La Région Grand Est, la Chambre régionale d’agriculture et les acteurs de la filière ont signé un nouveau contrat 2026-2030 à Vigneulles-lès-Hattonchâtel. Objectif : enrayer la baisse de la consommation et soutenir une production locale fragilisée dans un contexte de forte dépendance aux importations.
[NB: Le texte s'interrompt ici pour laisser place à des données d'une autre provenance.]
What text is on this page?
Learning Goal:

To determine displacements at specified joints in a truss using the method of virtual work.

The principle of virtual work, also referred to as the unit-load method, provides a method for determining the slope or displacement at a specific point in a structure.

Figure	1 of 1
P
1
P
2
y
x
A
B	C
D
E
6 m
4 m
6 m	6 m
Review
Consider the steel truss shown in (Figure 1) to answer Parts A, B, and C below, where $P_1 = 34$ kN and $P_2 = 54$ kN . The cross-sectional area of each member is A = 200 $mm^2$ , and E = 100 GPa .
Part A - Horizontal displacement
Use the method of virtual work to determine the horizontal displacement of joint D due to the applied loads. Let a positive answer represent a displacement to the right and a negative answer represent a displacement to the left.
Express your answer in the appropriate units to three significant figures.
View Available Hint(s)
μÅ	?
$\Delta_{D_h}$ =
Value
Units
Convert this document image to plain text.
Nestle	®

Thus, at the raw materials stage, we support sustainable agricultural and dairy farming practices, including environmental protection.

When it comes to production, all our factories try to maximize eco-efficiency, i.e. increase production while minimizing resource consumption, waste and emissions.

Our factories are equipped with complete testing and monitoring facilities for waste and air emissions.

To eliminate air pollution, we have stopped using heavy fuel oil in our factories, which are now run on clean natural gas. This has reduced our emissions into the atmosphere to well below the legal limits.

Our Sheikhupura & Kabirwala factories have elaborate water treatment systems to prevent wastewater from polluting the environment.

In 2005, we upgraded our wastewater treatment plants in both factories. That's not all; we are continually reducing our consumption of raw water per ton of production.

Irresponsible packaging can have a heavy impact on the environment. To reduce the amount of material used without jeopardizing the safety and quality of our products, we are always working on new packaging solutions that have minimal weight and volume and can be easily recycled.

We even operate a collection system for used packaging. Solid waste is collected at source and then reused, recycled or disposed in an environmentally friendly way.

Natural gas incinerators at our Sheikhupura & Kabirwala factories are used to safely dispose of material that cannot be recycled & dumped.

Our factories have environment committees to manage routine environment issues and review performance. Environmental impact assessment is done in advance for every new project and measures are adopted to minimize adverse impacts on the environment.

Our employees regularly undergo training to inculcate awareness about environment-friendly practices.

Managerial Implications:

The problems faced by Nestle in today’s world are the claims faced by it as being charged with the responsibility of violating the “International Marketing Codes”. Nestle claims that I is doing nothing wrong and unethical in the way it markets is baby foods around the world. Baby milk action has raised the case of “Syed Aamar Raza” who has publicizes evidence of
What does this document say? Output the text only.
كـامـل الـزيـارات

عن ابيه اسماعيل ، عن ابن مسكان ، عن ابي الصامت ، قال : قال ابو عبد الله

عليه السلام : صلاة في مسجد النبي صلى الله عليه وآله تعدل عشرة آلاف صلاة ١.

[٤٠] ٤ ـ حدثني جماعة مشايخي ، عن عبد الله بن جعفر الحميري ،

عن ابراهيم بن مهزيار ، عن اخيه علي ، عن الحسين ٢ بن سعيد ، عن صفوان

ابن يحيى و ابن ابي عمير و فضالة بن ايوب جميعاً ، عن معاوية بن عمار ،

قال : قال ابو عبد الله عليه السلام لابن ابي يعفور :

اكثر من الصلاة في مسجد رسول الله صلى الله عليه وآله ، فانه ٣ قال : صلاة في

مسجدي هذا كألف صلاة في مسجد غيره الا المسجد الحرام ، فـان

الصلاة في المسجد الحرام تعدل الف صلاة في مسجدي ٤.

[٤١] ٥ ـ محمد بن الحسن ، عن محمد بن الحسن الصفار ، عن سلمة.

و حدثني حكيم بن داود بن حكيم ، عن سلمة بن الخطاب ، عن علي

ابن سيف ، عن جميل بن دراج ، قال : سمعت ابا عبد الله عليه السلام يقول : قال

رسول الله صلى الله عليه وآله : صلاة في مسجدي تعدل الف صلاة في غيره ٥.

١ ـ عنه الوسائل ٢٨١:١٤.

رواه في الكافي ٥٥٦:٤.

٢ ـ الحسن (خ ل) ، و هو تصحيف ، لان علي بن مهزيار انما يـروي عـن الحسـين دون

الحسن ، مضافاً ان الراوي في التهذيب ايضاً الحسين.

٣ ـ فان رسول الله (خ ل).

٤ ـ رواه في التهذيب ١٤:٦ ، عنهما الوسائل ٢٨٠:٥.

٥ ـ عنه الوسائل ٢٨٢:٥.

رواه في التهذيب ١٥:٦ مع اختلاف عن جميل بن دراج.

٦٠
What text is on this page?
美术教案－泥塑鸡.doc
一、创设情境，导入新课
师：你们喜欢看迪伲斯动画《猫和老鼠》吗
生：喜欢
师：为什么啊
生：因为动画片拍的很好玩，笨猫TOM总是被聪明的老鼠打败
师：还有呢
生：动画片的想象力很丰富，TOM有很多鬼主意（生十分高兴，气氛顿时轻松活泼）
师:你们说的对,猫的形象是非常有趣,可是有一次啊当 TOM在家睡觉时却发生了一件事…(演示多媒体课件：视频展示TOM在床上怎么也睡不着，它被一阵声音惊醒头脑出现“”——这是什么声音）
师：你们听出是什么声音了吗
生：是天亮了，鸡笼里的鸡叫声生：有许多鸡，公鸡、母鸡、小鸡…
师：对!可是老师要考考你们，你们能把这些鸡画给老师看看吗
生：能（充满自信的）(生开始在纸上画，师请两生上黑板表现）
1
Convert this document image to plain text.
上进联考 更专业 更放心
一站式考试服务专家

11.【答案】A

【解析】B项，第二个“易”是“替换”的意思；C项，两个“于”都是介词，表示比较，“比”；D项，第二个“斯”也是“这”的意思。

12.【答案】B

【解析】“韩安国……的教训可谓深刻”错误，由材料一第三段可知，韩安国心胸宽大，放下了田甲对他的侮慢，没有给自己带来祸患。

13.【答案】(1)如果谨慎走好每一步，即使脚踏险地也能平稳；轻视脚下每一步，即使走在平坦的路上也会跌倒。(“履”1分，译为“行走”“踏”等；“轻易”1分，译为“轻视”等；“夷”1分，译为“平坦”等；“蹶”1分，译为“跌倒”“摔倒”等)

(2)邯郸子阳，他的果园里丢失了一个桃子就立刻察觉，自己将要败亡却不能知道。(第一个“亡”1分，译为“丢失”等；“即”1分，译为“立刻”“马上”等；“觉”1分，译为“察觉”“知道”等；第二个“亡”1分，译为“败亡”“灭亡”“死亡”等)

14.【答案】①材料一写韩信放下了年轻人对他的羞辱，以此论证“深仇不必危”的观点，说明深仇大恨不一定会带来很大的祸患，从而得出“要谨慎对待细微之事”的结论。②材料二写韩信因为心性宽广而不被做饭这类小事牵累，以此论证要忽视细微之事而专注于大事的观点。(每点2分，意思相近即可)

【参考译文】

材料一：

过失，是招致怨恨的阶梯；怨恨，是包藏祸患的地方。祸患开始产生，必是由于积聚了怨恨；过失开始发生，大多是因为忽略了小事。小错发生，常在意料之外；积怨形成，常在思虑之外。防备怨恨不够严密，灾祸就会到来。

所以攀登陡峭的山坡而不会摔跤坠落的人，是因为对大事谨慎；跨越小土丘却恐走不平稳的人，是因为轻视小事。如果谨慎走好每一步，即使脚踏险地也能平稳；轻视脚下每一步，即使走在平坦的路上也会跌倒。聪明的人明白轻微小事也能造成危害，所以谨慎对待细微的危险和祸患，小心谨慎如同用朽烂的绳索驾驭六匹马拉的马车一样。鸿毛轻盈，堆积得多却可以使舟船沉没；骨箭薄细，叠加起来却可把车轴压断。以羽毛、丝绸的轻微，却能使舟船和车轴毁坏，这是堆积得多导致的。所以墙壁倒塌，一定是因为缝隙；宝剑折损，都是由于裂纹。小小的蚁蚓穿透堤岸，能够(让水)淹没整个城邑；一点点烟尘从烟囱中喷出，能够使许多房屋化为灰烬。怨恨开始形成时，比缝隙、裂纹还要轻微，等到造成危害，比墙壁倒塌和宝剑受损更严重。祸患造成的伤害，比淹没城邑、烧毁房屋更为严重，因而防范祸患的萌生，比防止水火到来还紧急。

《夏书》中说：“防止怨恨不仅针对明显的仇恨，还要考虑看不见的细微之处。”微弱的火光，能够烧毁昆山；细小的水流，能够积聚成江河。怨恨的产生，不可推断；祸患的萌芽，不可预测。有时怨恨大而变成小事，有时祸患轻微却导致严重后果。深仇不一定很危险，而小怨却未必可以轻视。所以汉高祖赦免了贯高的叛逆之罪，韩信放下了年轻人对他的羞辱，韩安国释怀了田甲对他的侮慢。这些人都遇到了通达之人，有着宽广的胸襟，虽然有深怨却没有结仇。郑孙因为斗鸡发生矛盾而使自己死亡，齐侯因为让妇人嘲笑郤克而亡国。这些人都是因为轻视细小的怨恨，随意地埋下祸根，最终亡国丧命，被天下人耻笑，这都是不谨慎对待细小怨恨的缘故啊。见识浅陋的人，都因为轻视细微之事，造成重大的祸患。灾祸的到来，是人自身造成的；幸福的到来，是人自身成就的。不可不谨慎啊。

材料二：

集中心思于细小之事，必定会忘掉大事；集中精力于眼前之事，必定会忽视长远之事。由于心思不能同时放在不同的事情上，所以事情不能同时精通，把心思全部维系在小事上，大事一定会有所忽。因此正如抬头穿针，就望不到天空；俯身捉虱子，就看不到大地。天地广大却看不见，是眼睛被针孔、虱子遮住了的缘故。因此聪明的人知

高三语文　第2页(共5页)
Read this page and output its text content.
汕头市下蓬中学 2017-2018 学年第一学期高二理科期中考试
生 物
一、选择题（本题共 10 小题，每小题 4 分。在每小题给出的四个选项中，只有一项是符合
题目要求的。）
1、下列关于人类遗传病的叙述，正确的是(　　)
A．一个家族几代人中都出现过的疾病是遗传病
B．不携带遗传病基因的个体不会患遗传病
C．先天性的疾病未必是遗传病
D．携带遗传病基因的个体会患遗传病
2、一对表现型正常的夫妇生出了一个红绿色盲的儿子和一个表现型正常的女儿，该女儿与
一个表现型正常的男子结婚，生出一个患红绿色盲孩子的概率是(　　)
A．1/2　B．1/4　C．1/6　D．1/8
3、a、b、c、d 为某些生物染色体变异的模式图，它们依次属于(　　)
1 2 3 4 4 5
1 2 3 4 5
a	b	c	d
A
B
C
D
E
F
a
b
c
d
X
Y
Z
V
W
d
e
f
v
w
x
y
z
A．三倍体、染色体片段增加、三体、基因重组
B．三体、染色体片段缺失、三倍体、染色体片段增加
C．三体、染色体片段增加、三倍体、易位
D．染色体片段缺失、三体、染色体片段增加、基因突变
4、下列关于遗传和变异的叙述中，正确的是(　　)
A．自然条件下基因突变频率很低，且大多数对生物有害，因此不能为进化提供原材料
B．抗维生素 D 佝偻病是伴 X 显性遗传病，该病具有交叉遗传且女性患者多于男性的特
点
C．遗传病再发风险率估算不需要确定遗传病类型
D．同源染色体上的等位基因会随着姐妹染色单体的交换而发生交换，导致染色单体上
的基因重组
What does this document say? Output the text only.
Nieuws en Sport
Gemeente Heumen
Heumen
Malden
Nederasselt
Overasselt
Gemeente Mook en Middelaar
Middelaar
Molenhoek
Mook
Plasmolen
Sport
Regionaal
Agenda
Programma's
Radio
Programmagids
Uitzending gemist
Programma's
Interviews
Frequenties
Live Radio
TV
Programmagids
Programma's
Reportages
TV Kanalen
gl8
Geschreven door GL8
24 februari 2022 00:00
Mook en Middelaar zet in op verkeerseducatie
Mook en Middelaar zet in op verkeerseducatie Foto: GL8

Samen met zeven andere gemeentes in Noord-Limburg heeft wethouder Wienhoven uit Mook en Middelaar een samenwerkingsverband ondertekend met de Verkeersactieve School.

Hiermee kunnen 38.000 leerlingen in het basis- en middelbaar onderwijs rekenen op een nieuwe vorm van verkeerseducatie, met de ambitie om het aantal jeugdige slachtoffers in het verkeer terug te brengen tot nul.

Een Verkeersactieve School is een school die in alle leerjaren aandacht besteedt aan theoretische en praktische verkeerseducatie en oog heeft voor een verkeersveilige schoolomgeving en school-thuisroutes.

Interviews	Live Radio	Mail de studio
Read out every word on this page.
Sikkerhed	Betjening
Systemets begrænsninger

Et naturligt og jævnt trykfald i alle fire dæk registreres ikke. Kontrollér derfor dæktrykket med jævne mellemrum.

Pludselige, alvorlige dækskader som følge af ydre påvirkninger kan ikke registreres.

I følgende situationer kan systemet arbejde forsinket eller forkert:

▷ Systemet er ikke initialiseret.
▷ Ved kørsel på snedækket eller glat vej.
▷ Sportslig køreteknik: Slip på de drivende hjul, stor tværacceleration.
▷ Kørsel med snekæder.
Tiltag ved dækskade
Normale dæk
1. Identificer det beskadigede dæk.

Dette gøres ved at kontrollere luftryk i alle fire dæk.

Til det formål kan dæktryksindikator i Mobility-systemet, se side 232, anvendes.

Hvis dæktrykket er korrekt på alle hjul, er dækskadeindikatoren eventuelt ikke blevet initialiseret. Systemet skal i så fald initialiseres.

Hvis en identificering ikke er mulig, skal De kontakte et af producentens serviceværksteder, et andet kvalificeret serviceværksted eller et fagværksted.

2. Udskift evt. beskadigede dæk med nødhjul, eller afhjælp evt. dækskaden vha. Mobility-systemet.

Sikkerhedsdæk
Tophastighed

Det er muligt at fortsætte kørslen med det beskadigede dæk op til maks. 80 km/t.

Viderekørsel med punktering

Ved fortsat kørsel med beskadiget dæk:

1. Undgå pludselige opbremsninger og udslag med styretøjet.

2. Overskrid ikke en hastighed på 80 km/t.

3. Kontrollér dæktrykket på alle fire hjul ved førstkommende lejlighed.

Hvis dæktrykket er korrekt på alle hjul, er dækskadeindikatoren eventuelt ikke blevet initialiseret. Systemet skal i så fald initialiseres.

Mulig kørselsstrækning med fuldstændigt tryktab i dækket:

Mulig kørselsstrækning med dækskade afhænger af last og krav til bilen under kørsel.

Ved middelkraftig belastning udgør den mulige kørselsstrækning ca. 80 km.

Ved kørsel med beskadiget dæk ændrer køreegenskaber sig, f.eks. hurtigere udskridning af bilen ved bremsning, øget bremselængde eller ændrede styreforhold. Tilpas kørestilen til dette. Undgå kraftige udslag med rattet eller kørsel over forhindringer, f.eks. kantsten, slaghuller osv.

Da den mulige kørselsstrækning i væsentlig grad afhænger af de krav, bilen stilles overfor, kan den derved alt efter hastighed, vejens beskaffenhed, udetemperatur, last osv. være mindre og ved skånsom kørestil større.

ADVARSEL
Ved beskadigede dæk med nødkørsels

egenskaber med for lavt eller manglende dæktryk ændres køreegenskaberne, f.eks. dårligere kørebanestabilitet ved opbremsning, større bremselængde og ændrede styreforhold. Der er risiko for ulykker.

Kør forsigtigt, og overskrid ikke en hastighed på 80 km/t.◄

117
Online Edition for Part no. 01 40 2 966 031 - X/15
Le 28 avril, à l’AREFE de Vigneulles-lès-Hattonchâtel, la Région Grand Est, la Chambre régionale d’agriculture et l’association Univers des fruits et légumes du Grand Est ont apposé leur signature au bas du nouveau contrat de filière fruits et légumes pour la période 2026-2030. Une étape structurante pour un secteur en pleine recomposition.
Au cœur des échanges, un constat partagé et sans détour : la consommation recule en Grand Est, dans le sillage d’une tendance nationale en baisse d’environ 14 % ces dernières années, tandis que la dépendance aux importations s’accentue. L’objectif du contrat est donc clair : enrayer ce déclin et redonner de la vigueur à une production locale fragilisée.
Une stratégie de coordination et d’accompagnement
Dans la continuité des précédents dispositifs, ce nouveau contrat marque néanmoins une inflexion. «Ce contrat fait le choix de coordonner les acteurs de l’amont à l’aval», souligne Nicolas Pérotin, président de la Chambre d’agriculture de Meuse et représentant pour l’occasion de la GRAGE. Il évoque un cadre «engageant et fédérateur d’un millier de producteurs», avec une ambition affichée : augmenter de 10 % les surfaces d’ici 2030 et relancer la consommation. Moins centré sur les seuls investissements, le dispositif mise davantage sur l’accompagnement des exploitations. «Produire mieux et plus», résume-t-il, avec en ligne de mire la sécurisation des fermes et la préparation de leur avenir.
Pour Béatrice Moreau, représentante de la collectivité régionale, cette signature «marque l’aboutissement d’un long processus» et incarne une volonté politique assumée : «soutenir une filière dont nous sommes fiers, au service de la sécurité alimentaire et de la résilience du territoire». Elle rappelle qu’au cours du précédent programme, plus de 560 hectares de vergers ont été plantés.
Du côté des professionnels, Thierry Bosserelle, président de l’association Univers des fruits et légumes, insiste sur la dimension collective du travail engagé : «nous avons pris le temps nécessaire pour construire ce contrat, avec la volonté de faire les choses justement». Il souligne également le rôle déterminant de la Région, dans un contexte national jugé peu lisible pour la filière.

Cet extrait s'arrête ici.